M. Thabane lui-même s’est un jour enfui en Afrique du Sud, soi-disant parce qu’il avait été victime d’un attentat.

Mme Lipolelo, comme on l’appelait ici, n’était ni une femme politique ni quelqu’un qui avait des ennemis politiques. Pour beaucoup, sa mort a toujours été suspecte.

‘Justice pour Lipolelo ‘ .

« J’étais tellement choqué quand elle est morte », a déclaré Lebohang Liballo, un habitant de Maseru.

« Ce qui lui est arrivé était si étrange – même maintenant, le secret qui l’entoure est étrange. Mme Lipolelo mérite qu’on lui rende justice », dit-il.

Bien que les gens soient intrigués par l’affaire et suivent chaque rebondissement, il y a toujours un sentiment de peur.

Ceux qui ont accepté de me parler ont demandé à ne pas être pris en photo.

« Cela a été très embarrassant pour le pays », a déclaré Bakwena Mofoka.

« Cela nous dépeint comme quelque chose que nous ne sommes pas. La Première Dame doit revenir, » affirme Mofoka.

Mais Maesaiah ne semble pas faire marche arrière.
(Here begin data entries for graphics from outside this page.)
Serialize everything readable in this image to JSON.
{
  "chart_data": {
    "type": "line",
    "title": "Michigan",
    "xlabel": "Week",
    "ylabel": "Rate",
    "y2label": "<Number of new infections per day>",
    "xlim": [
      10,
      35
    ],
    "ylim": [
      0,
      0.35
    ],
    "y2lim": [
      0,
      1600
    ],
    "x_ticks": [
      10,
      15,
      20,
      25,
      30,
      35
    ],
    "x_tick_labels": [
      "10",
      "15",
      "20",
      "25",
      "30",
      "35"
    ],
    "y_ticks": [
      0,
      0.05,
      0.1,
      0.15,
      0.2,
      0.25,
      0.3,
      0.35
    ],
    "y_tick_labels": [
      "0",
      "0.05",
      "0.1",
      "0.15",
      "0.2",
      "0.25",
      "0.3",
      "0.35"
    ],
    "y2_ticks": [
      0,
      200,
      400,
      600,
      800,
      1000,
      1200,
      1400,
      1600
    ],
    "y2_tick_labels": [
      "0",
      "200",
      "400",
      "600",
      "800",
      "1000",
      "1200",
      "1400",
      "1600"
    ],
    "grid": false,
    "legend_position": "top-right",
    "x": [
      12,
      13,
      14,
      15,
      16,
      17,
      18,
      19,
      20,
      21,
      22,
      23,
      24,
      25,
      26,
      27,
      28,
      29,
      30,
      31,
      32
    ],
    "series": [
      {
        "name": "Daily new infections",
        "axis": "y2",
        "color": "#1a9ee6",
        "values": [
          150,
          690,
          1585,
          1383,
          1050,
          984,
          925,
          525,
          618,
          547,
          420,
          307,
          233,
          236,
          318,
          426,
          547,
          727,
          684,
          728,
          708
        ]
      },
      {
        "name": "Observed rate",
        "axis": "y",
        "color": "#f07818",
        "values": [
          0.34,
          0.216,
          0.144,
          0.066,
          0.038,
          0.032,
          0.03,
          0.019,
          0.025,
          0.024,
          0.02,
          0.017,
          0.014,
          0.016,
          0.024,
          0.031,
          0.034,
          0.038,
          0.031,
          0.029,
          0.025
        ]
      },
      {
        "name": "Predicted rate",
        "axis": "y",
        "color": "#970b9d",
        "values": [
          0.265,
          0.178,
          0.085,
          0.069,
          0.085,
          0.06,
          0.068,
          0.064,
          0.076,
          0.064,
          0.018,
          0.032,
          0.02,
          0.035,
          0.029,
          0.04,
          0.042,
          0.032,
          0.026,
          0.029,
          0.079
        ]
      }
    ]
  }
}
Son équipe juridique a tenté de faire annuler son mandat d’arrêt. Le tribunal n’a pas encore statué sur la question.

Ses avocats ont déclaré à la Haute Cour de Maseru que la Première Dame avait toujours été disposée à coopérer avec la police mais qu’elle était occupée par des tâches officielles le jour où elle devait être interrogée. Ils n’ont pas expliqué pourquoi elle semble être partie.

Elle n’est pas étrangère à la controverse – au cours des deux dernières années, elle a été accusée à plusieurs reprises d’interférer dans la gestion du gouvernement, ce que les habitants du Lesotho ont qualifié de « coup de chambre ».
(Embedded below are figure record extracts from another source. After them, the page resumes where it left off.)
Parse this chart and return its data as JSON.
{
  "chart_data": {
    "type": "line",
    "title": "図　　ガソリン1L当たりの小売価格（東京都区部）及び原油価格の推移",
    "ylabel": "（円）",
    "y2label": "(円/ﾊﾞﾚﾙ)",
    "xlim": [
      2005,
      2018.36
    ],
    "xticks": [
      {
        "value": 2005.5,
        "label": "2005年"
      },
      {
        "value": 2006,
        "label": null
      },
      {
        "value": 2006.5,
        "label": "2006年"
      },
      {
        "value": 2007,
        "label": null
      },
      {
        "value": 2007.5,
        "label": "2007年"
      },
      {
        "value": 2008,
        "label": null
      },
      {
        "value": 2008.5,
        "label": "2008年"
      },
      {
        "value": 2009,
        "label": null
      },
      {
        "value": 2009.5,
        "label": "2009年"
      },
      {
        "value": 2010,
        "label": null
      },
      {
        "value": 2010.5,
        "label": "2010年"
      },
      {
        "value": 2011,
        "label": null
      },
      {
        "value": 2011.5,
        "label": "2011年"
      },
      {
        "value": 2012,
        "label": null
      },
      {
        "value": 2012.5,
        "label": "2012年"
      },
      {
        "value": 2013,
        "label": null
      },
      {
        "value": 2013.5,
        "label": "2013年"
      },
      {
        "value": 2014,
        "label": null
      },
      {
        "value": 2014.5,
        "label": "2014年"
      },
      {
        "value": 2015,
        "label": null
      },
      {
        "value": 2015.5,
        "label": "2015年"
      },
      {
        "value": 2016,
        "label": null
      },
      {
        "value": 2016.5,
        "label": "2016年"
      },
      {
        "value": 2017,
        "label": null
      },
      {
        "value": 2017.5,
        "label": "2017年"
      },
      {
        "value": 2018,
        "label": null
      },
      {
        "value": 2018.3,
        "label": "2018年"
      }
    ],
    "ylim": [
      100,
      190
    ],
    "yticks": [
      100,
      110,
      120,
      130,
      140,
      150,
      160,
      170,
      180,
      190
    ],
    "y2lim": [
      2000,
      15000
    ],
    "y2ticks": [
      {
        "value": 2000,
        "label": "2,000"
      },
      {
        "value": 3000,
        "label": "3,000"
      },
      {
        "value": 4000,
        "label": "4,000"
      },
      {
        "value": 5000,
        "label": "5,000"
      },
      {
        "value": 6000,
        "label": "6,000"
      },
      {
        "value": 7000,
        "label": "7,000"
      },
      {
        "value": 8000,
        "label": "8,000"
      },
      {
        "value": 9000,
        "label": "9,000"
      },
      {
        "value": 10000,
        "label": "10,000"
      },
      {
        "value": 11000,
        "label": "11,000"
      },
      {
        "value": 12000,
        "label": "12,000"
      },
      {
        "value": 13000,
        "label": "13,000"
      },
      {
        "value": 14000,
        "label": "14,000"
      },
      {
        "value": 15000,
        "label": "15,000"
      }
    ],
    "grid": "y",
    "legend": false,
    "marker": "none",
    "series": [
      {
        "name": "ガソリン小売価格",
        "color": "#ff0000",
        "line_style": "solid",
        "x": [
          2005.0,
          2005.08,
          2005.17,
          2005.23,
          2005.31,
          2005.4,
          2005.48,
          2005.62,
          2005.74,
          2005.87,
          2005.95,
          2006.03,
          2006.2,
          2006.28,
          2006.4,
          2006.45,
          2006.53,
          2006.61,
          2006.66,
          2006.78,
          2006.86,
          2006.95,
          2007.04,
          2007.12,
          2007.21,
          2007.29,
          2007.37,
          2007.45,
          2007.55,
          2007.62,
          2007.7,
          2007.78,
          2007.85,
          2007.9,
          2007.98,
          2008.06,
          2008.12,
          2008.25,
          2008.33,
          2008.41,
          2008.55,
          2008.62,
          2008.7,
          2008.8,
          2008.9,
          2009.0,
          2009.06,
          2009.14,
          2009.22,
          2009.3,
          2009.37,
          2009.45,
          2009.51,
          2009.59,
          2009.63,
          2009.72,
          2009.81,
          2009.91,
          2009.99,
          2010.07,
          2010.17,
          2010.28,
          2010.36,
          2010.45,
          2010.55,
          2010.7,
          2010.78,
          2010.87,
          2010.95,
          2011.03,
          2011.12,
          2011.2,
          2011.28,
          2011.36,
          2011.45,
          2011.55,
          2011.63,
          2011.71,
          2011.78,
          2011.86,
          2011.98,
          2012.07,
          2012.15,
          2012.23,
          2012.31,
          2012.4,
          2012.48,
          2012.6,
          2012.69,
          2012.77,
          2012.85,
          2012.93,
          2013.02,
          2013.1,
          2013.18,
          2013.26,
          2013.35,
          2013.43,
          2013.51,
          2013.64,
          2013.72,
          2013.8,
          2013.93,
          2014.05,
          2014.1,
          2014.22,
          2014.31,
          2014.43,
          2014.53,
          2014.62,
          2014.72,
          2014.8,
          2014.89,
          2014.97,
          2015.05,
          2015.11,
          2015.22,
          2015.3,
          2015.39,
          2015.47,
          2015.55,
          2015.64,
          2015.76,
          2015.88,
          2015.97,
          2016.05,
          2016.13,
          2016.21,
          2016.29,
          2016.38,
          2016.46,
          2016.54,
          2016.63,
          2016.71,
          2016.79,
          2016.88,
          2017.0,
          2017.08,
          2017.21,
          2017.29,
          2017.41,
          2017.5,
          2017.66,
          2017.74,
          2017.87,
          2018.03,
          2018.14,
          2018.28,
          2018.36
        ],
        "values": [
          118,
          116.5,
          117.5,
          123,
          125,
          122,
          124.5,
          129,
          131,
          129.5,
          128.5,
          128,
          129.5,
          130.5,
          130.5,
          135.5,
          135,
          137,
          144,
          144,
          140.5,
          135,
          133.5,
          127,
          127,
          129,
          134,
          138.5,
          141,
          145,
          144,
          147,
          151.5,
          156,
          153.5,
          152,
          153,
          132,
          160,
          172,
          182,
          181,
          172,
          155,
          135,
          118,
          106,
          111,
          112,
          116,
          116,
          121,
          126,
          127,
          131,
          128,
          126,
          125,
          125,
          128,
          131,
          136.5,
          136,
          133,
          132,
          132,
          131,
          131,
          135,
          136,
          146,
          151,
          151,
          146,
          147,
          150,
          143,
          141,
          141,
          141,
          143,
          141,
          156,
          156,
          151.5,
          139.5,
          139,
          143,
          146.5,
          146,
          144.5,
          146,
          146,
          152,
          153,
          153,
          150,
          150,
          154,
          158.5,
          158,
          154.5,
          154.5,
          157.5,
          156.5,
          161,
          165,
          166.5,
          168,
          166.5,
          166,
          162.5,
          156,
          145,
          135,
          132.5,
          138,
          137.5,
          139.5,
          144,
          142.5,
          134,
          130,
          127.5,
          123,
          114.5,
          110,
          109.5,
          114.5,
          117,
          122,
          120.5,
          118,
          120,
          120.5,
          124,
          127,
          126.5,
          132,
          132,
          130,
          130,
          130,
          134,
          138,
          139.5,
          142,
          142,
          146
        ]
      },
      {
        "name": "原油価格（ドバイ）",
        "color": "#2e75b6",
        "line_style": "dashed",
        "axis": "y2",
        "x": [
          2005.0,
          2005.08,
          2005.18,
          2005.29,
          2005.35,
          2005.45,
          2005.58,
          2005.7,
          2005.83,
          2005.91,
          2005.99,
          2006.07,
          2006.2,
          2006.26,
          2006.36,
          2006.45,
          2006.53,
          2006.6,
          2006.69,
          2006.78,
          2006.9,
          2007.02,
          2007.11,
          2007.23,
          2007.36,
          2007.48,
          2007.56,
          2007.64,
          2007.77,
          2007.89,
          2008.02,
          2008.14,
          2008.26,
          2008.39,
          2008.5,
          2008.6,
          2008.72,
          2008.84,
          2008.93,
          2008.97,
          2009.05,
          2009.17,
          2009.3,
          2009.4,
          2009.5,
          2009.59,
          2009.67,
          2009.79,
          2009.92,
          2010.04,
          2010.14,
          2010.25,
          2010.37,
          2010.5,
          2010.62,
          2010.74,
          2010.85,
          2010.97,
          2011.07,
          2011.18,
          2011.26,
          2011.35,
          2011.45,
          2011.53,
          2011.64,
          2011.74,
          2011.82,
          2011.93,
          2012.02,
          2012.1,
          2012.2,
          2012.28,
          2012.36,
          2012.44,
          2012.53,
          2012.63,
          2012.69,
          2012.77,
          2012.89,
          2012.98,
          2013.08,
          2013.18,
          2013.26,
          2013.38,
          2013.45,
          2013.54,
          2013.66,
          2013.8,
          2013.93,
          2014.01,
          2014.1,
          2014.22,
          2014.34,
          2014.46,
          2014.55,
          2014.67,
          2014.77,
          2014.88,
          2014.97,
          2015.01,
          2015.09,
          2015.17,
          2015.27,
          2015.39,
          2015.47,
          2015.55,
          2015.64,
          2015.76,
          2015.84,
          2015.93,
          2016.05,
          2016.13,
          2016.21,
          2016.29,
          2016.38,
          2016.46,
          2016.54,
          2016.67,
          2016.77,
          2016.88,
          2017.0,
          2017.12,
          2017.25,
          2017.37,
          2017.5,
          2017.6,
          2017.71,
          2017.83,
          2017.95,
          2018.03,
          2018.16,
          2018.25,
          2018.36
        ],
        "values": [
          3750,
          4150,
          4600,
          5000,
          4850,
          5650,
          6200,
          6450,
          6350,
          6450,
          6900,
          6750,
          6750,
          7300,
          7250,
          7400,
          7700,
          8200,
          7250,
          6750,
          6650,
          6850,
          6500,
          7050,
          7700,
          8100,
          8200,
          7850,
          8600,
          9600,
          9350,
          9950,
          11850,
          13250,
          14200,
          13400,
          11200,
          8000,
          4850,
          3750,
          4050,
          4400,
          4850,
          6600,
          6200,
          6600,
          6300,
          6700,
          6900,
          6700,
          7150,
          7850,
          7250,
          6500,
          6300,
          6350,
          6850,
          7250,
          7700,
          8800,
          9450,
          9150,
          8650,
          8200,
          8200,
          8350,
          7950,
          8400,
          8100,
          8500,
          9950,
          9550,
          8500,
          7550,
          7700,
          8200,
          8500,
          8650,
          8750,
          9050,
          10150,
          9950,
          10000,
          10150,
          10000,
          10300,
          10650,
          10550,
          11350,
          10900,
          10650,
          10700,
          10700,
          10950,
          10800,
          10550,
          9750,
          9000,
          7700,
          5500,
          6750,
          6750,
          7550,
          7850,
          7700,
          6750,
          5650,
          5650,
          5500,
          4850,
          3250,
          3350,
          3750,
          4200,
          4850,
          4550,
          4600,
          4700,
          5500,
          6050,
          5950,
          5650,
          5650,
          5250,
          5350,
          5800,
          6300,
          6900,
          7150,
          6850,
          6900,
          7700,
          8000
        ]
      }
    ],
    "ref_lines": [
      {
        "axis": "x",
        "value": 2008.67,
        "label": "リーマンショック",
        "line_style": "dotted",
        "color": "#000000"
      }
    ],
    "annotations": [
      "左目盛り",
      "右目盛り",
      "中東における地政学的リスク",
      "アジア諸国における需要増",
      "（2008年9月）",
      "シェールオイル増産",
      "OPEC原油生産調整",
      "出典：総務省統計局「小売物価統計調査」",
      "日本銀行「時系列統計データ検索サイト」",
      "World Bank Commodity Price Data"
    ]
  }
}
M. Thabane a nié ces accusations, mais celles-ci ont perdu sa faveur auprès de certains membres du parti.

Les divisions politiques

Le scandale a également eu des implications politiques pour le Premier ministre.

Alors que ses partisans ont remis en question le calendrier de l’enquête, affirmant que leur chef était victime d’une campagne de diffamation, il a été contraint d’accepter de se retirer, sans toutefois dire quand.

Il a dit qu’il démissionnait en raison de son âge et n’a fait aucun lien avec l’enquête.

La Convention All Basotho (ABC) est profondément divisée mais depuis que le scandale a éclaté, ses membres ont essayé de présenter un front uni – ne serait-ce que pour tenir les partis d’opposition à distance et gagner du temps à M. Thabane pour planifier sa prochaine action.

Mais il n’en a peut-être pas pour longtemps.

Des centaines de personnes, se disant « citoyens concernés du Lesotho », ont défilé dans la capitale la semaine dernière, dans le cadre de ce qu’ils promettent être une série de protestations visant à forcer le Premier ministre à partir immédiatement.

« Nous sommes déterminés à continuer à protester jusqu’à ce qu’il parte », ont-ils promis.

« Si cela signifie qu’il y a de l’instabilité, qu’il en soit ainsi, elle aurait été provoquée par le Premier ministre », a déclaré l’organisatrice de la manifestation, Ramahoana Mathlosa.

C’était le signe d’un peuple qui se lasse de M. Thabane et peut-être un scandale de trop.

Mais sa démission ne mettrait pas fin au mystère qui entoure l’assassinat de Lipolelo Thabane.